Brunel: gridpp VO jobs aborted (one of these is 94 days old, so might be something to worry about).
Lancaster: pheno failures (I can't see what's wrong, but this CE only has 10 days left to live).
Sussex: snoplus failures (but I think Sussex is in downtime).
RALPP: A number of failures across a number of CEs, all a few hours old. An SE problem?
Sheffield: gridpp VO job submission failure, but only 6 hours old.
And of course the srm-$VONAME failures at the Tier 1, which are caused by incompatibility between the tests and Castor AIUI. Things are generally looking good.
22 Open UK Tickets this week.
The NGI has been asked to upgrade the cloud accounting probe, and then notify our (only at the moment) cloud site to republish their accounting. Not entirely sure what this entails or who this falls on, I assigned it to NGI-OPERATIONS (and also noticed that 100IT isn't on the "notify site" list - odd). Assigned (22/1)
CMS AAA test failures. Andrew Lahiff reported last week that the Tier 1 is building a replacement xrootd box which is currently being prepared. If that will take a while can the ticket be put on hold? In progress (19/1)

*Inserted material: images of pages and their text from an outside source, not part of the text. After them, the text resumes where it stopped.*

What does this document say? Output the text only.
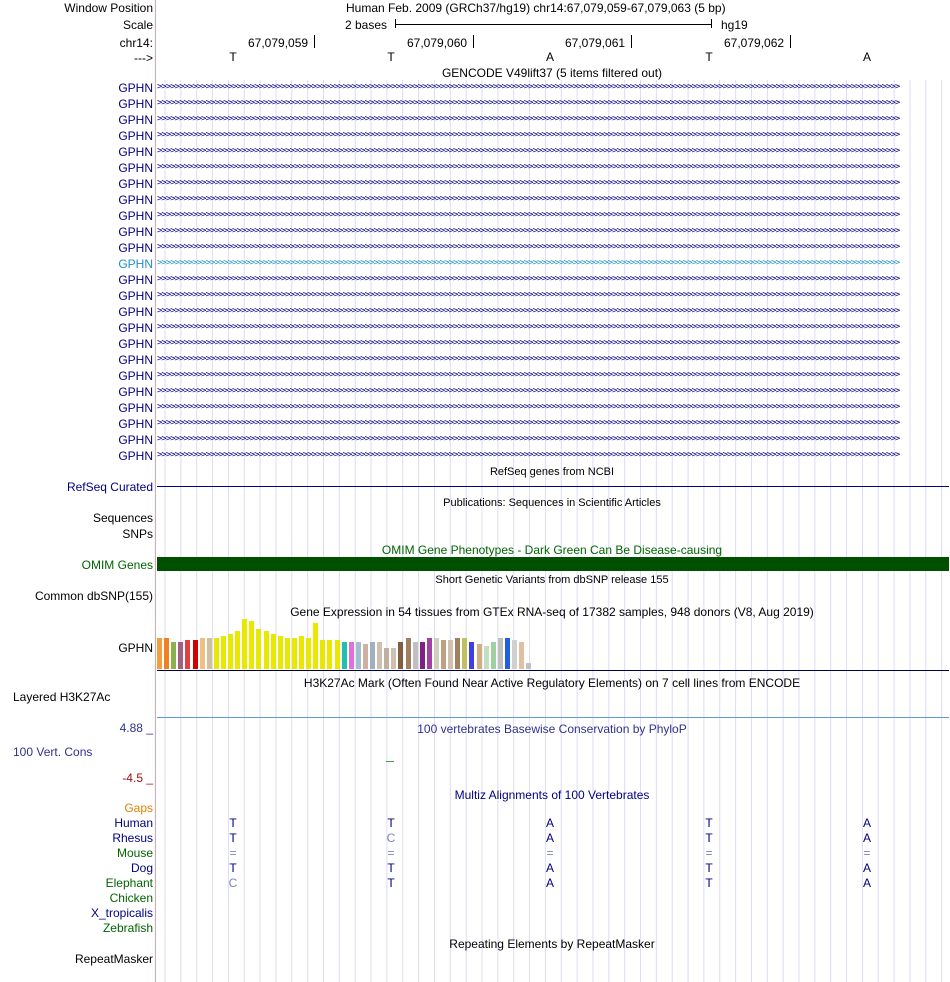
Window Position	Human Feb. 2009 (GRCh37/hg19) chr14:67,079,059-67,079,063 (5 bp)
Scale	2 bases	hg19
chr14:	67,079,059	67,079,060	67,079,061	67,079,062
--->	T	T	A	T	A
GENCODE V49lift37 (5 items filtered out)
GPHN >>>>>>>>>>>>>>>>>>>>>>>>>>>>>>>>>>>>>>>>>>>>>>>>>>>>>>>>>>>>>>>>>>>>>>>>>>>>>>>>>>>>>>>>>>>>>>>>>>>>>>>>>>>>>>>>>>>>>>>>>>>>>>>>>>>>>>>>>>>>>>>>>>>>>>>>>>>>>>>>>>>>>>>>
GPHN >>>>>>>>>>>>>>>>>>>>>>>>>>>>>>>>>>>>>>>>>>>>>>>>>>>>>>>>>>>>>>>>>>>>>>>>>>>>>>>>>>>>>>>>>>>>>>>>>>>>>>>>>>>>>>>>>>>>>>>>>>>>>>>>>>>>>>>>>>>>>>>>>>>>>>>>>>>>>>>>>>>>>>>>
GPHN >>>>>>>>>>>>>>>>>>>>>>>>>>>>>>>>>>>>>>>>>>>>>>>>>>>>>>>>>>>>>>>>>>>>>>>>>>>>>>>>>>>>>>>>>>>>>>>>>>>>>>>>>>>>>>>>>>>>>>>>>>>>>>>>>>>>>>>>>>>>>>>>>>>>>>>>>>>>>>>>>>>>>>>>
GPHN >>>>>>>>>>>>>>>>>>>>>>>>>>>>>>>>>>>>>>>>>>>>>>>>>>>>>>>>>>>>>>>>>>>>>>>>>>>>>>>>>>>>>>>>>>>>>>>>>>>>>>>>>>>>>>>>>>>>>>>>>>>>>>>>>>>>>>>>>>>>>>>>>>>>>>>>>>>>>>>>>>>>>>>>
GPHN >>>>>>>>>>>>>>>>>>>>>>>>>>>>>>>>>>>>>>>>>>>>>>>>>>>>>>>>>>>>>>>>>>>>>>>>>>>>>>>>>>>>>>>>>>>>>>>>>>>>>>>>>>>>>>>>>>>>>>>>>>>>>>>>>>>>>>>>>>>>>>>>>>>>>>>>>>>>>>>>>>>>>>>>
GPHN >>>>>>>>>>>>>>>>>>>>>>>>>>>>>>>>>>>>>>>>>>>>>>>>>>>>>>>>>>>>>>>>>>>>>>>>>>>>>>>>>>>>>>>>>>>>>>>>>>>>>>>>>>>>>>>>>>>>>>>>>>>>>>>>>>>>>>>>>>>>>>>>>>>>>>>>>>>>>>>>>>>>>>>>
GPHN >>>>>>>>>>>>>>>>>>>>>>>>>>>>>>>>>>>>>>>>>>>>>>>>>>>>>>>>>>>>>>>>>>>>>>>>>>>>>>>>>>>>>>>>>>>>>>>>>>>>>>>>>>>>>>>>>>>>>>>>>>>>>>>>>>>>>>>>>>>>>>>>>>>>>>>>>>>>>>>>>>>>>>>>
GPHN >>>>>>>>>>>>>>>>>>>>>>>>>>>>>>>>>>>>>>>>>>>>>>>>>>>>>>>>>>>>>>>>>>>>>>>>>>>>>>>>>>>>>>>>>>>>>>>>>>>>>>>>>>>>>>>>>>>>>>>>>>>>>>>>>>>>>>>>>>>>>>>>>>>>>>>>>>>>>>>>>>>>>>>>
GPHN >>>>>>>>>>>>>>>>>>>>>>>>>>>>>>>>>>>>>>>>>>>>>>>>>>>>>>>>>>>>>>>>>>>>>>>>>>>>>>>>>>>>>>>>>>>>>>>>>>>>>>>>>>>>>>>>>>>>>>>>>>>>>>>>>>>>>>>>>>>>>>>>>>>>>>>>>>>>>>>>>>>>>>>>
GPHN >>>>>>>>>>>>>>>>>>>>>>>>>>>>>>>>>>>>>>>>>>>>>>>>>>>>>>>>>>>>>>>>>>>>>>>>>>>>>>>>>>>>>>>>>>>>>>>>>>>>>>>>>>>>>>>>>>>>>>>>>>>>>>>>>>>>>>>>>>>>>>>>>>>>>>>>>>>>>>>>>>>>>>>>
GPHN >>>>>>>>>>>>>>>>>>>>>>>>>>>>>>>>>>>>>>>>>>>>>>>>>>>>>>>>>>>>>>>>>>>>>>>>>>>>>>>>>>>>>>>>>>>>>>>>>>>>>>>>>>>>>>>>>>>>>>>>>>>>>>>>>>>>>>>>>>>>>>>>>>>>>>>>>>>>>>>>>>>>>>>>
GPHN >>>>>>>>>>>>>>>>>>>>>>>>>>>>>>>>>>>>>>>>>>>>>>>>>>>>>>>>>>>>>>>>>>>>>>>>>>>>>>>>>>>>>>>>>>>>>>>>>>>>>>>>>>>>>>>>>>>>>>>>>>>>>>>>>>>>>>>>>>>>>>>>>>>>>>>>>>>>>>>>>>>>>>>>
GPHN >>>>>>>>>>>>>>>>>>>>>>>>>>>>>>>>>>>>>>>>>>>>>>>>>>>>>>>>>>>>>>>>>>>>>>>>>>>>>>>>>>>>>>>>>>>>>>>>>>>>>>>>>>>>>>>>>>>>>>>>>>>>>>>>>>>>>>>>>>>>>>>>>>>>>>>>>>>>>>>>>>>>>>>>
GPHN >>>>>>>>>>>>>>>>>>>>>>>>>>>>>>>>>>>>>>>>>>>>>>>>>>>>>>>>>>>>>>>>>>>>>>>>>>>>>>>>>>>>>>>>>>>>>>>>>>>>>>>>>>>>>>>>>>>>>>>>>>>>>>>>>>>>>>>>>>>>>>>>>>>>>>>>>>>>>>>>>>>>>>>>
GPHN >>>>>>>>>>>>>>>>>>>>>>>>>>>>>>>>>>>>>>>>>>>>>>>>>>>>>>>>>>>>>>>>>>>>>>>>>>>>>>>>>>>>>>>>>>>>>>>>>>>>>>>>>>>>>>>>>>>>>>>>>>>>>>>>>>>>>>>>>>>>>>>>>>>>>>>>>>>>>>>>>>>>>>>>
GPHN >>>>>>>>>>>>>>>>>>>>>>>>>>>>>>>>>>>>>>>>>>>>>>>>>>>>>>>>>>>>>>>>>>>>>>>>>>>>>>>>>>>>>>>>>>>>>>>>>>>>>>>>>>>>>>>>>>>>>>>>>>>>>>>>>>>>>>>>>>>>>>>>>>>>>>>>>>>>>>>>>>>>>>>>
GPHN >>>>>>>>>>>>>>>>>>>>>>>>>>>>>>>>>>>>>>>>>>>>>>>>>>>>>>>>>>>>>>>>>>>>>>>>>>>>>>>>>>>>>>>>>>>>>>>>>>>>>>>>>>>>>>>>>>>>>>>>>>>>>>>>>>>>>>>>>>>>>>>>>>>>>>>>>>>>>>>>>>>>>>>>
GPHN >>>>>>>>>>>>>>>>>>>>>>>>>>>>>>>>>>>>>>>>>>>>>>>>>>>>>>>>>>>>>>>>>>>>>>>>>>>>>>>>>>>>>>>>>>>>>>>>>>>>>>>>>>>>>>>>>>>>>>>>>>>>>>>>>>>>>>>>>>>>>>>>>>>>>>>>>>>>>>>>>>>>>>>>
GPHN >>>>>>>>>>>>>>>>>>>>>>>>>>>>>>>>>>>>>>>>>>>>>>>>>>>>>>>>>>>>>>>>>>>>>>>>>>>>>>>>>>>>>>>>>>>>>>>>>>>>>>>>>>>>>>>>>>>>>>>>>>>>>>>>>>>>>>>>>>>>>>>>>>>>>>>>>>>>>>>>>>>>>>>>
GPHN >>>>>>>>>>>>>>>>>>>>>>>>>>>>>>>>>>>>>>>>>>>>>>>>>>>>>>>>>>>>>>>>>>>>>>>>>>>>>>>>>>>>>>>>>>>>>>>>>>>>>>>>>>>>>>>>>>>>>>>>>>>>>>>>>>>>>>>>>>>>>>>>>>>>>>>>>>>>>>>>>>>>>>>>
GPHN >>>>>>>>>>>>>>>>>>>>>>>>>>>>>>>>>>>>>>>>>>>>>>>>>>>>>>>>>>>>>>>>>>>>>>>>>>>>>>>>>>>>>>>>>>>>>>>>>>>>>>>>>>>>>>>>>>>>>>>>>>>>>>>>>>>>>>>>>>>>>>>>>>>>>>>>>>>>>>>>>>>>>>>>
GPHN >>>>>>>>>>>>>>>>>>>>>>>>>>>>>>>>>>>>>>>>>>>>>>>>>>>>>>>>>>>>>>>>>>>>>>>>>>>>>>>>>>>>>>>>>>>>>>>>>>>>>>>>>>>>>>>>>>>>>>>>>>>>>>>>>>>>>>>>>>>>>>>>>>>>>>>>>>>>>>>>>>>>>>>>
GPHN >>>>>>>>>>>>>>>>>>>>>>>>>>>>>>>>>>>>>>>>>>>>>>>>>>>>>>>>>>>>>>>>>>>>>>>>>>>>>>>>>>>>>>>>>>>>>>>>>>>>>>>>>>>>>>>>>>>>>>>>>>>>>>>>>>>>>>>>>>>>>>>>>>>>>>>>>>>>>>>>>>>>>>>>
GPHN >>>>>>>>>>>>>>>>>>>>>>>>>>>>>>>>>>>>>>>>>>>>>>>>>>>>>>>>>>>>>>>>>>>>>>>>>>>>>>>>>>>>>>>>>>>>>>>>>>>>>>>>>>>>>>>>>>>>>>>>>>>>>>>>>>>>>>>>>>>>>>>>>>>>>>>>>>>>>>>>>>>>>>>>
RefSeq genes from NCBI
RefSeq Curated
Publications: Sequences in Scientific Articles
Sequences
SNPs
OMIM Gene Phenotypes - Dark Green Can Be Disease-causing
OMIM Genes
Short Genetic Variants from dbSNP release 155
Common dbSNP(155)
Gene Expression in 54 tissues from GTEx RNA-seq of 17382 samples, 948 donors (V8, Aug 2019)
GPHN
H3K27Ac Mark (Often Found Near Active Regulatory Elements) on 7 cell lines from ENCODE
Layered H3K27Ac
4.88 _	100 vertebrates Basewise Conservation by PhyloP
100 Vert. Cons
-4.5 _
Multiz Alignments of 100 Vertebrates
Gaps
Human	T	T	A	T	A
Rhesus	T	C	A	T	A
Mouse	=	=	=	=	=
Dog	T	T	A	T	A
Elephant	C	T	A	T	A
Chicken
X_tropicalis
Zebrafish
Repeating Elements by RepeatMasker
RepeatMasker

An atlas ticket, asking for httpd access to at QMUL. The QM chaps were waiting on a production ready Storm that could handle this, and are preparing to test one out. This is another ticket that looks like it might need to be put On Hold (will leave that up to you chaps - there's a big difference between "slow and steady" progress and "no progress for a while"). In progress (21/1)

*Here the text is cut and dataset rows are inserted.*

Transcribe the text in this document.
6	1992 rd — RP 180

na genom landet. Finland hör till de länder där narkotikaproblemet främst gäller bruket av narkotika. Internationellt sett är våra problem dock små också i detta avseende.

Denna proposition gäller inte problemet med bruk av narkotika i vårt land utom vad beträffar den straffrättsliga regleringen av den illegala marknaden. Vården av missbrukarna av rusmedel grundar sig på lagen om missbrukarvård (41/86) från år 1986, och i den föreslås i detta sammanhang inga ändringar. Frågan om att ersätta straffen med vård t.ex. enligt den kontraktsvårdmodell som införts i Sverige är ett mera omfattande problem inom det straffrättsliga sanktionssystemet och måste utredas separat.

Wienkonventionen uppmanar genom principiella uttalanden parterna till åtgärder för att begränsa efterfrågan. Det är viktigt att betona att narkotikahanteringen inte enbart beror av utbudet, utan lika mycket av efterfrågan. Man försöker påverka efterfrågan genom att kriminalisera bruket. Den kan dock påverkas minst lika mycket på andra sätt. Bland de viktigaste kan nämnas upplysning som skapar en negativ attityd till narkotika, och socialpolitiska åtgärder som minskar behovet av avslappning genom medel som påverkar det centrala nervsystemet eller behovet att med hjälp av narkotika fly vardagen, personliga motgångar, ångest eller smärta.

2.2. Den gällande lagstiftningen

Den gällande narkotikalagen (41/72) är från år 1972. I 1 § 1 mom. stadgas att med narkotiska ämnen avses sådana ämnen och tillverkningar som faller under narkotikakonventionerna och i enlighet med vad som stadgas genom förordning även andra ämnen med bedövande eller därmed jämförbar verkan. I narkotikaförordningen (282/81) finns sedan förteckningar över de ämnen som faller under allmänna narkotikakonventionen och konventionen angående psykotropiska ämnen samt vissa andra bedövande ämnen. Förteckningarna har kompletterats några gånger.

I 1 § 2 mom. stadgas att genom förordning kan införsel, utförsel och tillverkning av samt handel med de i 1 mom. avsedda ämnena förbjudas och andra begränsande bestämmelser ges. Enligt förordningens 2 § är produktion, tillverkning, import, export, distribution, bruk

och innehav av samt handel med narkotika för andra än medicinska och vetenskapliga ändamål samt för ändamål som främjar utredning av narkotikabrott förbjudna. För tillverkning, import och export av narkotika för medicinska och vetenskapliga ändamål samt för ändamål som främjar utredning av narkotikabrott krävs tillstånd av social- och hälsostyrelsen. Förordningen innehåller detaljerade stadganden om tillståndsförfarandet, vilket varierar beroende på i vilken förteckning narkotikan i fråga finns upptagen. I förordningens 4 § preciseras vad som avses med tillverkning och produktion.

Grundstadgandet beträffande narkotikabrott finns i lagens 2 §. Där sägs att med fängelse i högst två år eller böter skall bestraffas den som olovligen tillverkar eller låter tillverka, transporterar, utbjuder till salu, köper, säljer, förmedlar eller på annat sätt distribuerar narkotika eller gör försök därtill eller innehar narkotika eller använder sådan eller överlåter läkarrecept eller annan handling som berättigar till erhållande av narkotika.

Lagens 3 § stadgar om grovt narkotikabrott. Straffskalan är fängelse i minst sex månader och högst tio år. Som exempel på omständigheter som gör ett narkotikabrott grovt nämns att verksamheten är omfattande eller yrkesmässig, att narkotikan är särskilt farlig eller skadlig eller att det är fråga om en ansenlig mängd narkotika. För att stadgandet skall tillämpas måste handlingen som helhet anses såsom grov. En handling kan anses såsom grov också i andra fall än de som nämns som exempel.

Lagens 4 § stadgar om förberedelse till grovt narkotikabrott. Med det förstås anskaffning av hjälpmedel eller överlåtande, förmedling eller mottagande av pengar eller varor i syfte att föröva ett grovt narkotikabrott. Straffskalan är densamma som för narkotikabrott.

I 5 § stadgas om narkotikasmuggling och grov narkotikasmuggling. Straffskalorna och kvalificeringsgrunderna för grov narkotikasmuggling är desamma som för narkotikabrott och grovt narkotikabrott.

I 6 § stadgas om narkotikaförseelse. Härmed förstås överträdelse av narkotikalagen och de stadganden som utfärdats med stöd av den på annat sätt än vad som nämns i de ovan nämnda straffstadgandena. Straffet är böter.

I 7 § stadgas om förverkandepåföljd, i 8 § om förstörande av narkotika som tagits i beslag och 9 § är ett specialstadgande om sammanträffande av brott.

A dteam ticket - concerning http access to RHUL's SE. Although the initial observation about the SE certificate being expired was incorrect (the expiry date was reported as 5/1/15, which to be fair I would read as the 5th of January and not the 1st of May!) there still is some underlying problem here with intermittent test failures. Also this ticket raises the question of under what context are these tests being conducted? Anyone know, or shall we ask the submitter? In progress (26/1)
Biomed are having job problems, looking to be caused by using crusty old WMSes to communicate with these site's shiny up-to-date CEs. According to ticket 110635 a cream side fix should be out by the end of January (CREAM 1.16.5), although Alessandra suggests that Biomed should try to use newer, working WMSes - or Dirac instead!